Alle, die mal wieder eine musikalische Zeitreise machen möchten, sollten jetzt die Ohren spitzen. Superchunk, die ollen Indierock-Haudegen, sind wieder da und präsentieren sich auf ihrem aktuellen Werk in der Form ihres Lebens. Schon nach wenigen Sekunden reißt einen der Opener „Digging For Something“ zurück in die 90er und schlitzt einem die Jeans auf. Hinterher wird dann mit wunden Knien der Bühnenboden abgeknutscht, bevor man sich beim Stage-Diven in die ausgestreckten Hände der schweißüberströmten Menge plumpsen lässt.

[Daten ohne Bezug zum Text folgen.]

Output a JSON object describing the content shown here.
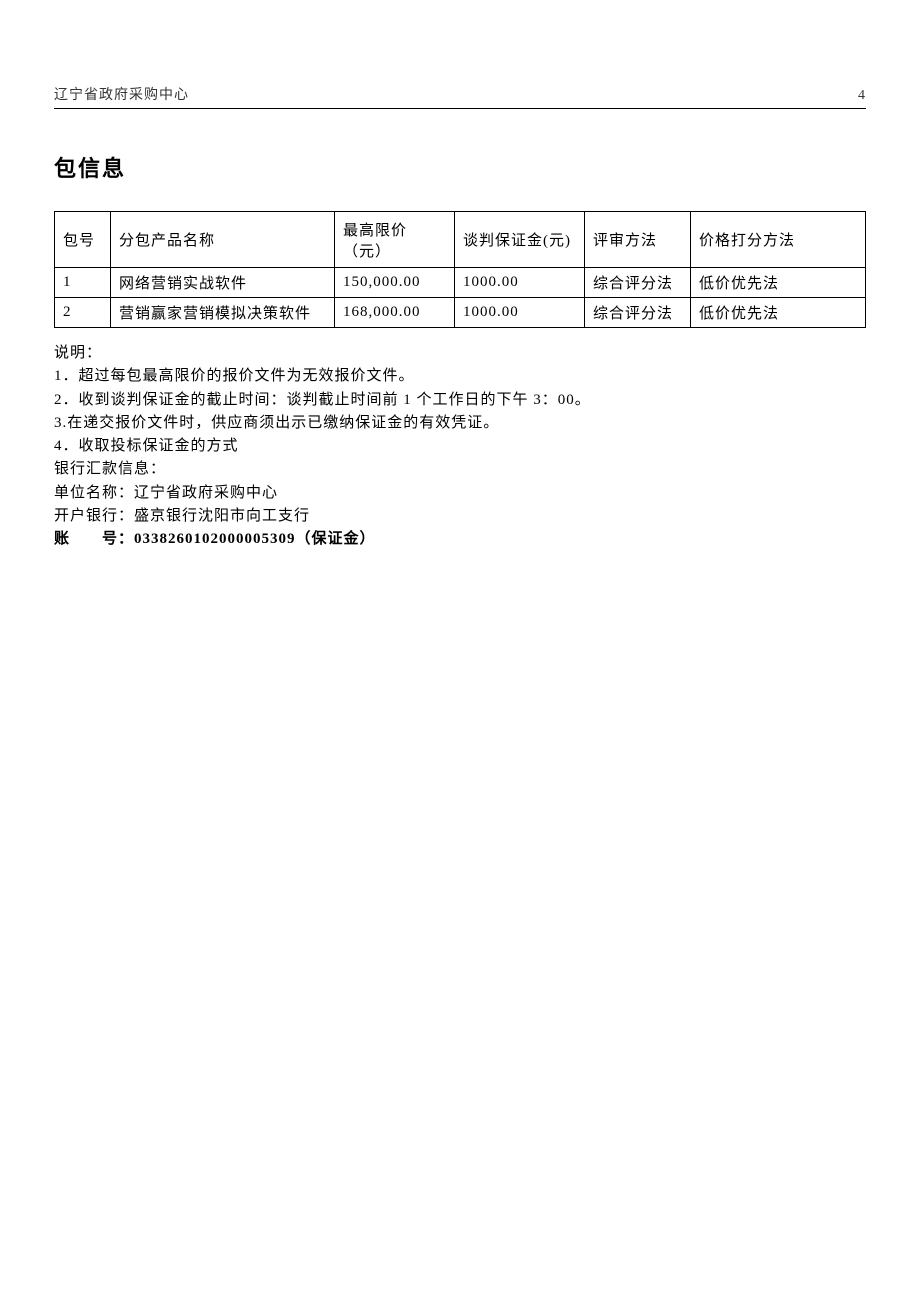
{
  "header": {
    "org": "辽宁省政府采购中心",
    "page_no": "4"
  },
  "section_title": "包信息",
  "table": {
    "columns": {
      "no": "包号",
      "name": "分包产品名称",
      "max_price": "最高限价（元）",
      "deposit": "谈判保证金(元)",
      "method": "评审方法",
      "price_method": "价格打分方法"
    },
    "rows": [
      {
        "no": "1",
        "name": "网络营销实战软件",
        "max_price": "150,000.00",
        "deposit": "1000.00",
        "method": "综合评分法",
        "price_method": "低价优先法"
      },
      {
        "no": "2",
        "name": "营销赢家营销模拟决策软件",
        "max_price": "168,000.00",
        "deposit": "1000.00",
        "method": "综合评分法",
        "price_method": "低价优先法"
      }
    ]
  },
  "notes": {
    "heading": "说明：",
    "n1": "1．超过每包最高限价的报价文件为无效报价文件。",
    "n2": "2．收到谈判保证金的截止时间：谈判截止时间前 1 个工作日的下午 3：00。",
    "n3": "3.在递交报价文件时，供应商须出示已缴纳保证金的有效凭证。",
    "n4": "4．收取投标保证金的方式",
    "bank_info_label": "银行汇款信息：",
    "unit_label": "单位名称：",
    "unit_value": "辽宁省政府采购中心",
    "bank_label": "开户银行：",
    "bank_value": "盛京银行沈阳市向工支行",
    "acct_label": "账　　号：",
    "acct_value": "0338260102000005309（保证金）"
  }
}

„Majesty Shredding“ klingt so schrecklich-schön rotzig, wie seit dem Comeback-Album von Dinosaur Jr .nichts mehr. Es scheint fast so, als wäre das Uhrwerk der Jungs seit neun Jahren auf „stand by“ geschaltet gewesen. „Majesty Shredding“ macht in diesem Zusammenhang klar, dass es an der Zeit war, wieder die Starttaste zu betätigen. Und demnächst werden sie dann wieder alle mitgrölen: „You Were Digging For Something, Oh.. oh.. oh!” Verdammt noch mal, was für ein Hitreigen!

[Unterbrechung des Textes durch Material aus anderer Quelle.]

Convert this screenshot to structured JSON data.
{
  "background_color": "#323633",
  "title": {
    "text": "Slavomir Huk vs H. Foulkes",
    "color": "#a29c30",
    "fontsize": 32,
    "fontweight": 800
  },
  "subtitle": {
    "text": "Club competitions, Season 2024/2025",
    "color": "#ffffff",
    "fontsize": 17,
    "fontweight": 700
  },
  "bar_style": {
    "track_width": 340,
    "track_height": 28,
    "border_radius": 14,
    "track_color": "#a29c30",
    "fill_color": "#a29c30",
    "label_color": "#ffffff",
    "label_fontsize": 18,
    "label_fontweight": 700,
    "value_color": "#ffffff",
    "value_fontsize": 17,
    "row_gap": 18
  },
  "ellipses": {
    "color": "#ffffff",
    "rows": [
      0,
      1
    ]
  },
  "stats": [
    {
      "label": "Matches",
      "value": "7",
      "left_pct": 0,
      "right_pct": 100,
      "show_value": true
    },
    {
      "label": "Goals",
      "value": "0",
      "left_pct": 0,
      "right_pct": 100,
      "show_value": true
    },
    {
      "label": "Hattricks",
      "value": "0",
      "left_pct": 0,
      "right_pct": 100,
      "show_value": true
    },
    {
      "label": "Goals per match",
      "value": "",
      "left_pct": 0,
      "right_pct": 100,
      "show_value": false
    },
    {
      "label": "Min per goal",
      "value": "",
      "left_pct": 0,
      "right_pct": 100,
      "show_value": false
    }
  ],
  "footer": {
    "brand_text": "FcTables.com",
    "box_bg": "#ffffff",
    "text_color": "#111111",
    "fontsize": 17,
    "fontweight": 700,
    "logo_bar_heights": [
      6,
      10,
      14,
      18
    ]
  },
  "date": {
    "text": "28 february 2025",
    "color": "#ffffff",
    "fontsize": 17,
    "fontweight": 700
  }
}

Garrett Klahn von Texas Is The Reason und John Herguth von House & Parish machen sich als Superhelden-Duo Atlantic/Pacific derweil daran, die Welt in Wohlfühlmodus zu überführen. „Meet Your New Love“ haben sie zusammen mit Ian Love von den Rival Schools eingespielt, die uns demnächst auch höchstpersönlich mit einem neuen Werk beglücken möchten (der kürzliche Walter Schreifels Auftritt mit Olli Schulz im Jugendkulturhaus Cairo hat da ja schon mal für ordentlich Vorfreude gesorgt). Auf der Scheibe regiert derweil die Melancholie, schwelgerische Klänge fluten den Raum und sorgen dafür, dass man als Hörer die Augen schließt und sich von diesen bisweilen cineastischen Gebilden an ferne Orte schleifen lässt. Dazu gesellt sich ein Hauch von Smiths-Melodramatik und Lagerfeuer-Zerhackstückelung der Marke Fleet Foxes. Man muss nicht unbedingt auf traditionelle Melodien stehen, um dieses Werk ins Herz zu schließen. Folge einfach deinem Gefühl und „meet your new love“ am Atlantik, am Pazifik, ach, wo auch immer…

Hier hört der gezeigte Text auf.